When you collaborate, you are working together to help each other get what is most important to you. The other upside to negotiating with a sense of teamwork and collaboration is that it helps create a sense of trust, which, in turn, helps provide positive energy for working to a successful conclusion.

5. Problem Solving

Problem-solving is another key negotiation skill. When you are working with the other person to get the deal done many times you’ll face new challenges along the way.

Maybe you want a new vendor to provide training on the software they are selling you but they say it’s going to cost an additional $20,000 to provide this service. If you don’t have the additional $20,000 in the budget to spend on the software but you feel the training is critical, how are you going to solve that problem?

From what I’ve seen, most vendors aren’t willing to provide additional services without getting paid for them. This is where problem-solving skills will help continue the discussions. You might suggest to the vendor that your company will also be looking to replace their financial software next year, and you’d be happy to ensure they get one of the first seats at the table when the time comes if they could perhaps lower the pricing on their training.

There’s a solution to most challenges, but it takes problem-solving skills to work through them effectively.

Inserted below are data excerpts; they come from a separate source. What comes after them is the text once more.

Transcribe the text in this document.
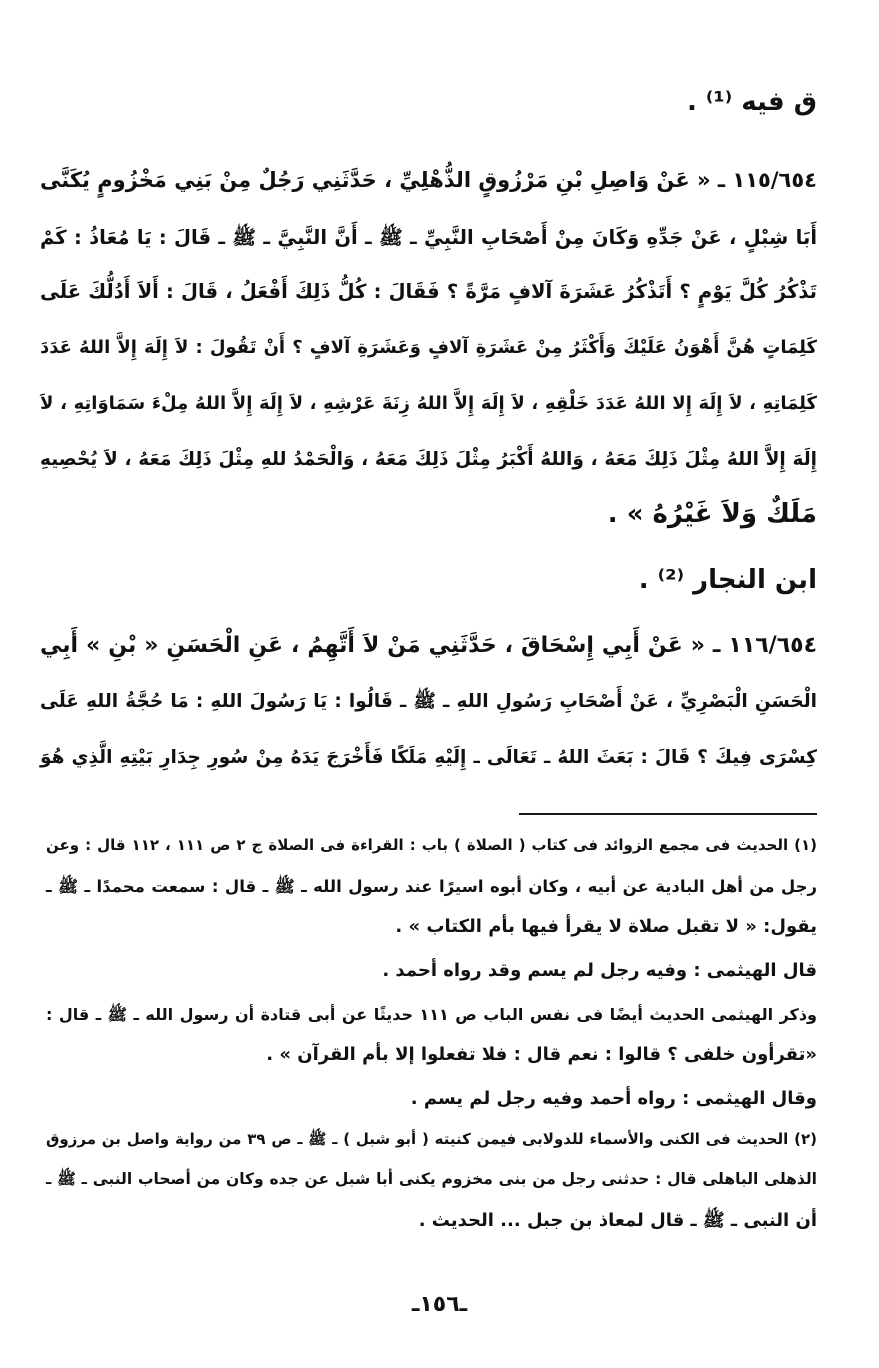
ق فيه ⁽¹⁾ .
١١٥/٦٥٤ ـ « عَنْ وَاصِلِ بْنِ مَرْزُوقٍ الذُّهْلِيِّ ، حَدَّثَنِي رَجُلٌ مِنْ بَنِي مَخْزُومٍ يُكَنَّى
أَبَا شِبْلٍ ، عَنْ جَدِّهِ وَكَانَ مِنْ أَصْحَابِ النَّبِيِّ ـ ﷺ ـ أَنَّ النَّبِيَّ ـ ﷺ ـ قَالَ : يَا مُعَاذُ : كَمْ
تَذْكُرُ كُلَّ يَوْمٍ ؟ أَتَذْكُرُ عَشَرَةَ آلافٍ مَرَّةً ؟ فَقَالَ : كُلُّ ذَلِكَ أَفْعَلُ ، قَالَ : أَلاَ أَدُلُّكَ عَلَى
كَلِمَاتٍ هُنَّ أَهْوَنُ عَلَيْكَ وَأَكْثَرُ مِنْ عَشَرَةِ آلافٍ وَعَشَرَةِ آلافٍ ؟ أَنْ تَقُولَ : لاَ إِلَهَ إِلاَّ اللهُ عَدَدَ
كَلِمَاتِهِ ، لاَ إِلَهَ إِلا اللهُ عَدَدَ خَلْقِهِ ، لاَ إِلَهَ إِلاَّ اللهُ زِنَةَ عَرْشِهِ ، لاَ إِلَهَ إِلاَّ اللهُ مِلْءَ سَمَاوَاتِهِ ، لاَ
إِلَهَ إِلاَّ اللهُ مِثْلَ ذَلِكَ مَعَهُ ، وَاللهُ أَكْبَرُ مِثْلَ ذَلِكَ مَعَهُ ، وَالْحَمْدُ للهِ مِثْلَ ذَلِكَ مَعَهُ ، لاَ يُحْصِيهِ
مَلَكٌ وَلاَ غَيْرُهُ » .
ابن النجار ⁽²⁾ .
١١٦/٦٥٤ ـ « عَنْ أَبِي إِسْحَاقَ ، حَدَّثَنِي مَنْ لاَ أَتَّهِمُ ، عَنِ الْحَسَنِ « بْنِ » أَبِي
الْحَسَنِ الْبَصْرِيِّ ، عَنْ أَصْحَابِ رَسُولِ اللهِ ـ ﷺ ـ قَالُوا : يَا رَسُولَ اللهِ : مَا حُجَّةُ اللهِ عَلَى
كِسْرَى فِيكَ ؟ قَالَ : بَعَثَ اللهُ ـ تَعَالَى ـ إِلَيْهِ مَلَكًا فَأَخْرَجَ يَدَهُ مِنْ سُورِ جِدَارِ بَيْتِهِ الَّذِي هُوَ
(١) الحديث فى مجمع الزوائد فى كتاب ( الصلاة ) باب : القراءة فى الصلاة ج ٢ ص ١١١ ، ١١٢ قال : وعن
رجل من أهل البادية عن أبيه ، وكان أبوه اسيرًا عند رسول الله ـ ﷺ ـ قال : سمعت محمدًا ـ ﷺ ـ
يقول: « لا تقبل صلاة لا يقرأ فيها بأم الكتاب » .
قال الهيثمى : وفيه رجل لم يسم وقد رواه أحمد .
وذكر الهيثمى الحديث أيضًا فى نفس الباب ص ١١١ حديثًا عن أبى قتادة أن رسول الله ـ ﷺ ـ قال :
«تقرأون خلفى ؟ قالوا : نعم قال : فلا تفعلوا إلا بأم القرآن » .
وقال الهيثمى : رواه أحمد وفيه رجل لم يسم .
(٢) الحديث فى الكنى والأسماء للدولابى فيمن كنيته ( أبو شبل ) ـ ﷺ ـ ص ٣٩ من رواية واصل بن مرزوق
الذهلى الباهلى قال : حدثنى رجل من بنى مخزوم يكنى أبا شبل عن جده وكان من أصحاب النبى ـ ﷺ ـ
أن النبى ـ ﷺ ـ قال لمعاذ بن جبل ... الحديث .
ـ١٥٦ـ
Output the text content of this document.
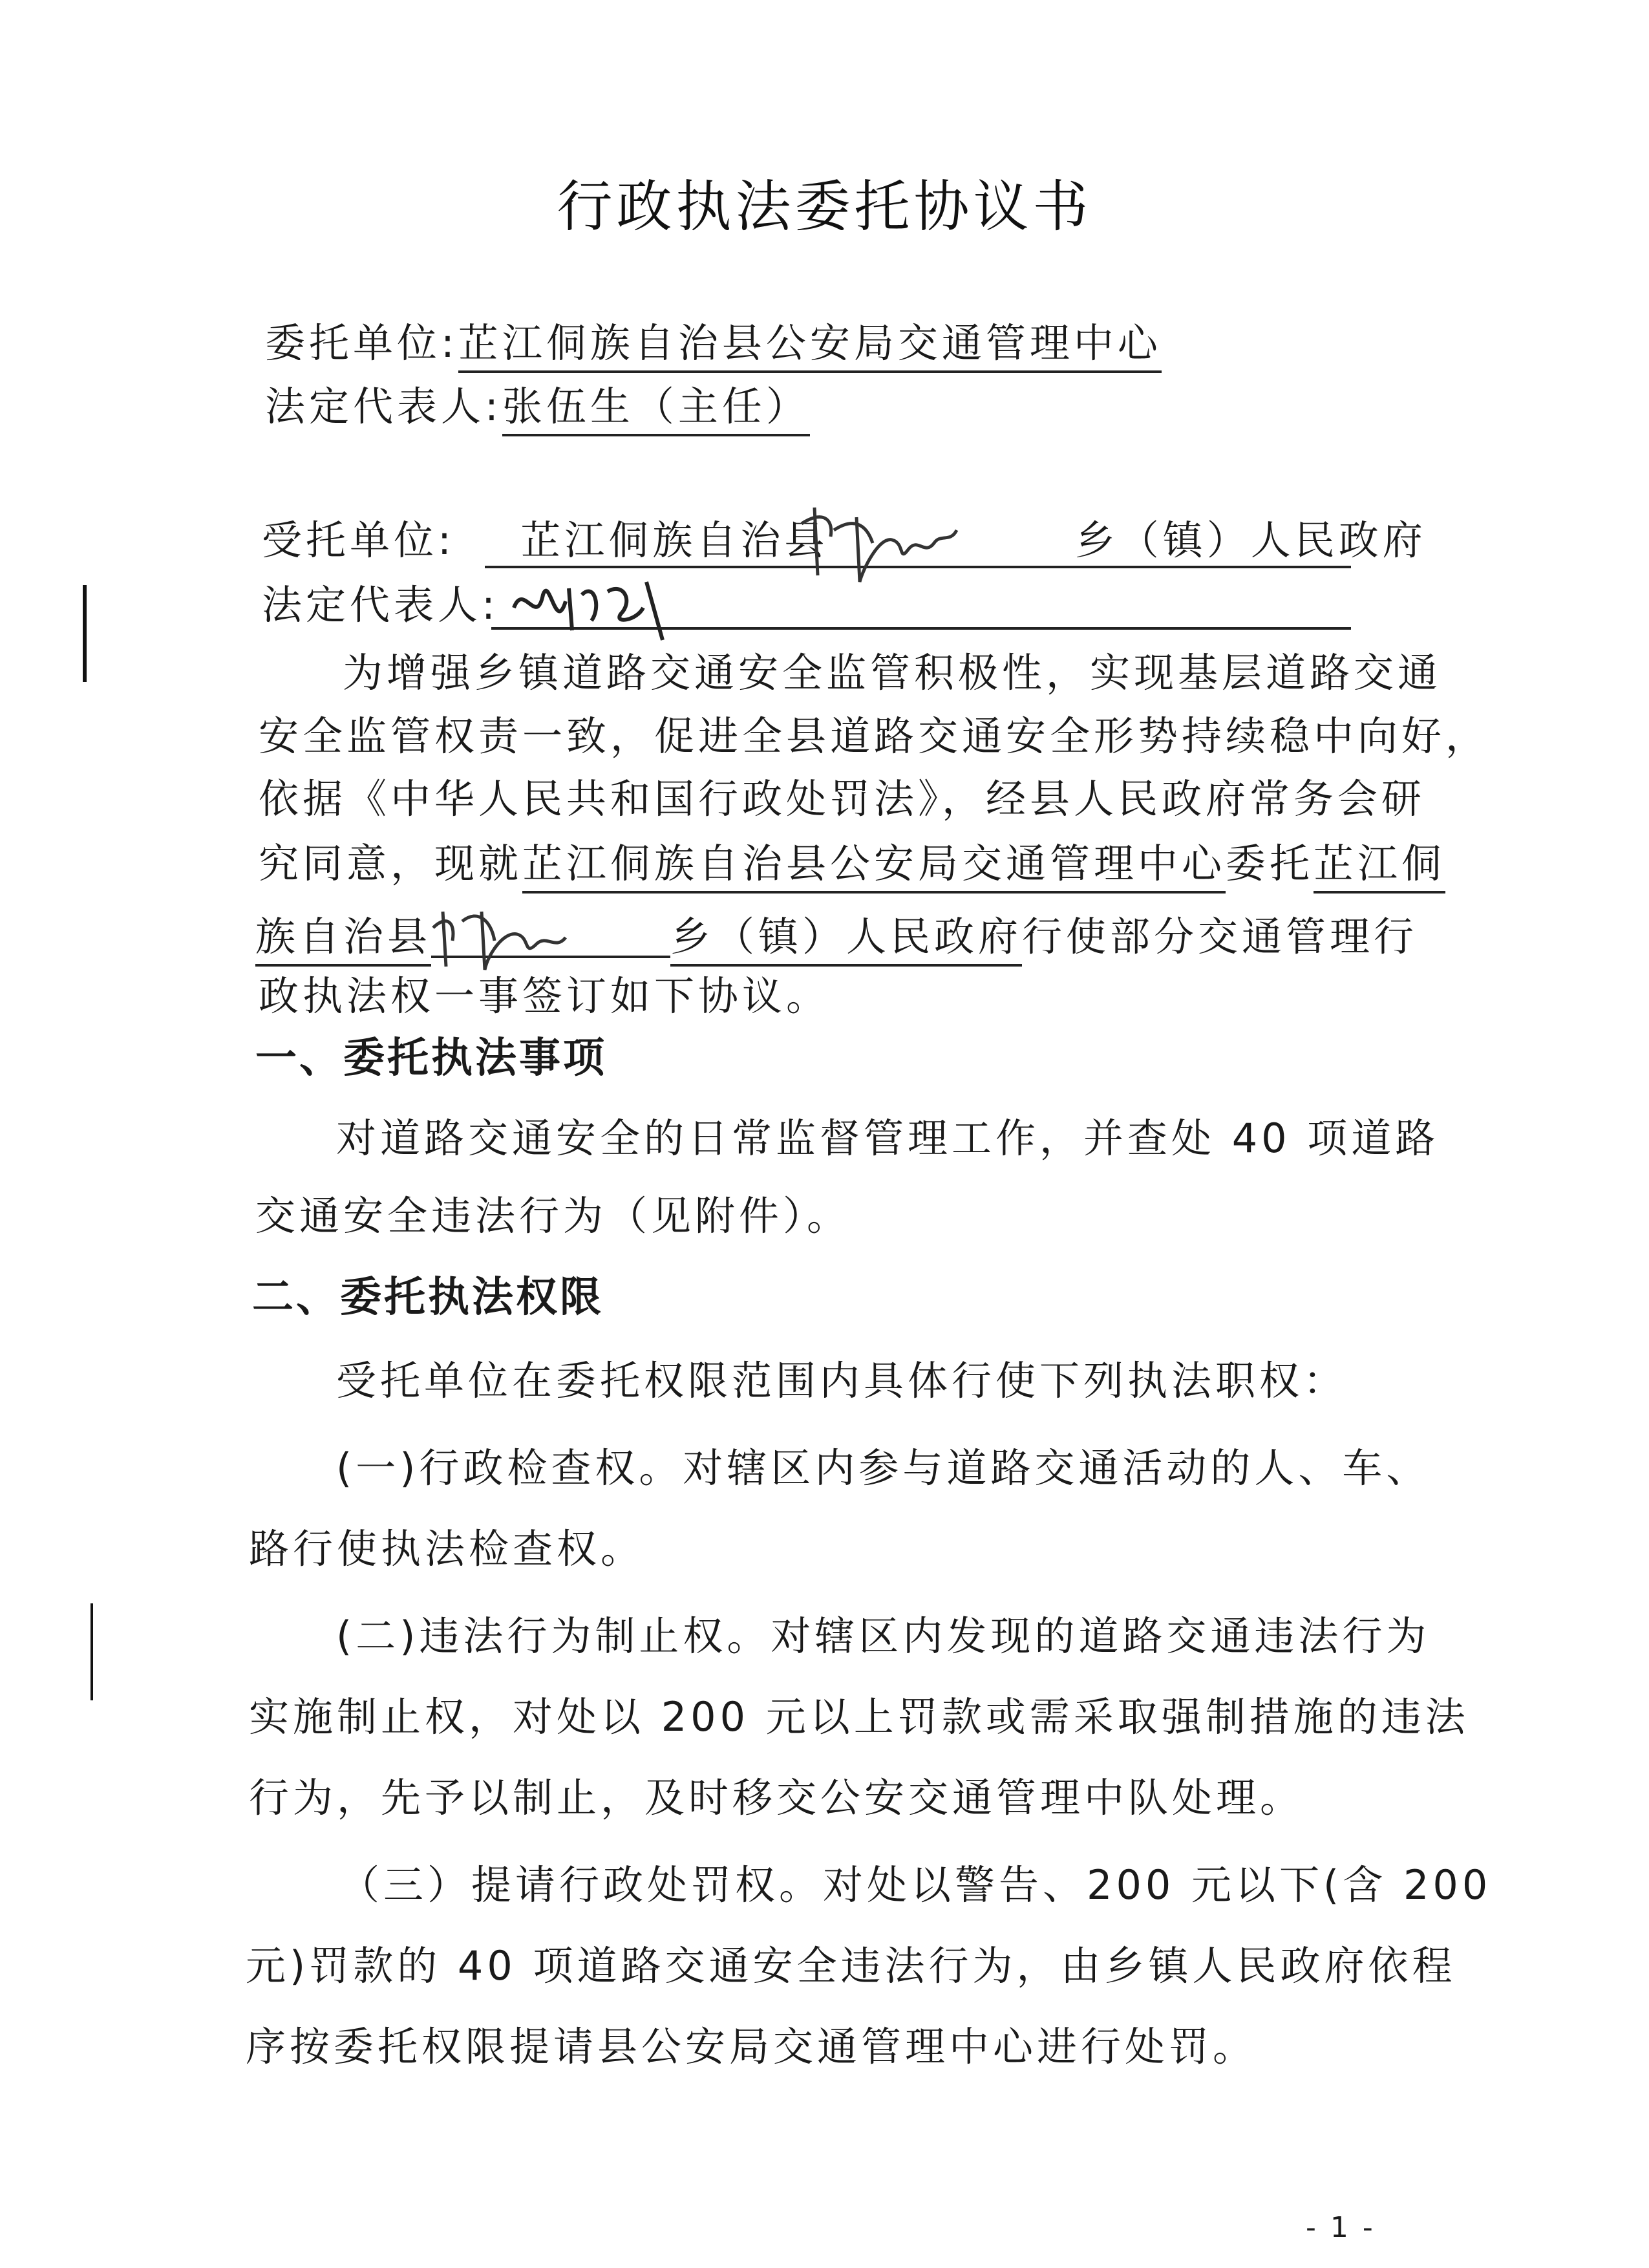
行政执法委托协议书
委托单位:芷江侗族自治县公安局交通管理中心
法定代表人:张伍生（主任）
受托单位: 芷江侗族自治县	乡（镇）人民政府
法定代表人:
为增强乡镇道路交通安全监管积极性，实现基层道路交通
安全监管权责一致，促进全县道路交通安全形势持续稳中向好，
依据《中华人民共和国行政处罚法》，经县人民政府常务会研
究同意，现就芷江侗族自治县公安局交通管理中心委托芷江侗
族自治县	乡（镇）人民政府行使部分交通管理行
政执法权一事签订如下协议。
一、委托执法事项
对道路交通安全的日常监督管理工作，并查处 40 项道路
交通安全违法行为（见附件）。
二、委托执法权限
受托单位在委托权限范围内具体行使下列执法职权：
(一)行政检查权。对辖区内参与道路交通活动的人、车、
路行使执法检查权。
(二)违法行为制止权。对辖区内发现的道路交通违法行为
实施制止权，对处以 200 元以上罚款或需采取强制措施的违法
行为，先予以制止，及时移交公安交通管理中队处理。
（三）提请行政处罚权。对处以警告、200 元以下(含 200
元)罚款的 40 项道路交通安全违法行为，由乡镇人民政府依程
序按委托权限提请县公安局交通管理中心进行处罚。
- 1 -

6. Decision-Making Ability

Finally, having strong decision-making ability will help you seal the deal when you get to a place where everyone feels like they are getting what works for them. Each step of the way you can cross off the list when you get what you are looking for and decide to move onto the next item. Then, once you have all of your must-have boxes checked and the other side feels good about things, it’s time to shake hands and sign on the dotted line. Powerful decision-making ability will help you get to the finish line together.

Conclusion

There you have it, 6 effective negotiation skills to master to lead a more fulfilling life. Once we realize that we negotiate in one form or another almost every day in every phase of our lives, we realize how critical a skill it is.

Possessing strong negotiation skills will help you in nearly every one of your relationships at both the workplace and in your personal life. If you feel your arbitration tools could use some sharpening, try some of the 6 effective negotiation skills to master that we’ve talked about.